Matt Van Oekel

Personal information
- Full name: James Matthew Van Oekel
- Date of birth: September 20, 1986 (age 39)
- Place of birth: Chesapeake, Virginia, United States
- Height: 6 ft 4 in (1.93 m)
- Position: Goalkeeper

College career
- Years: Team / Apps / (Gls)
- 2004: Longwood Lancers / 17 / (0)
- 2005–2007: Rutgers Scarlet Knights / 47 / (0)

Senior career*
- Years: Team / Apps / (Gls)
- 2008–2009: Minnesota Thunder / 1 / (0)
- 2010–2014: Minnesota United / 71 / (0)
- 2015–2016: FC Edmonton / 54 / (0)
- 2017: Real Salt Lake / 7 / (0)
- 2017: → Real Monarchs (loan) / 1 / (0)
- 2018: Oklahoma City Energy / 18 / (0)
- 2019–2025: Birmingham Legion / 150 / (0)

= Matt Van Oekel =

American soccer player (born 1986)

James Matthew "Matt" Van Oekel (born September 20, 1986) is an American professional soccer player who plays as a goalkeeper.

==Career==
===Youth and college===
Van Oekel played one year of college soccer at Longwood University before transferring to Rutgers in his sophomore year. With Rutgers, he played in 47 games and earned 20 wins.

===Professional===
Van Oekel signed with Minnesota out of college in 2008, after impressing staff at the Thunder combine in February 2008.

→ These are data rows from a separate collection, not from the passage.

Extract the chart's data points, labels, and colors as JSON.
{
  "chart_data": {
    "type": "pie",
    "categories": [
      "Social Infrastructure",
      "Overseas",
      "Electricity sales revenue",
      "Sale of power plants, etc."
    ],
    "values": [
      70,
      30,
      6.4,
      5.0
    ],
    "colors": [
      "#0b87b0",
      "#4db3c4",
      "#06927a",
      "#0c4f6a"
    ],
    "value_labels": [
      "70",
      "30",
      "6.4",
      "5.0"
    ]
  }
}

He made his professional debut on September 13, 2009, in 1–1 draw with Montreal Impact, and was released at the end of the season when the Thunder failed, before being picked up by their successor NSC Minnesota Stars, in April 2010.

Minnesota United FC, now playing in the North American Soccer League, re-signed Van Oekel for the 2011 season on March 11, 2011. Minnesota announced in December 2011 that Van Oekel would return for the 2012 season.

Van Oekel signed with Major League Soccer side Real Salt Lake on December 22, 2016. On March 25, 2017, Van Oekel made his first MLS start with RSL, tallying three saves against New York Red Bulls.

Van Oekel signed with USL side Oklahoma City Energy FC on January 5, 2018.

Van Oekel was acquired by Birmingham Legion FC on December 12, 2018. He was released by Birmingham following their 2025 season.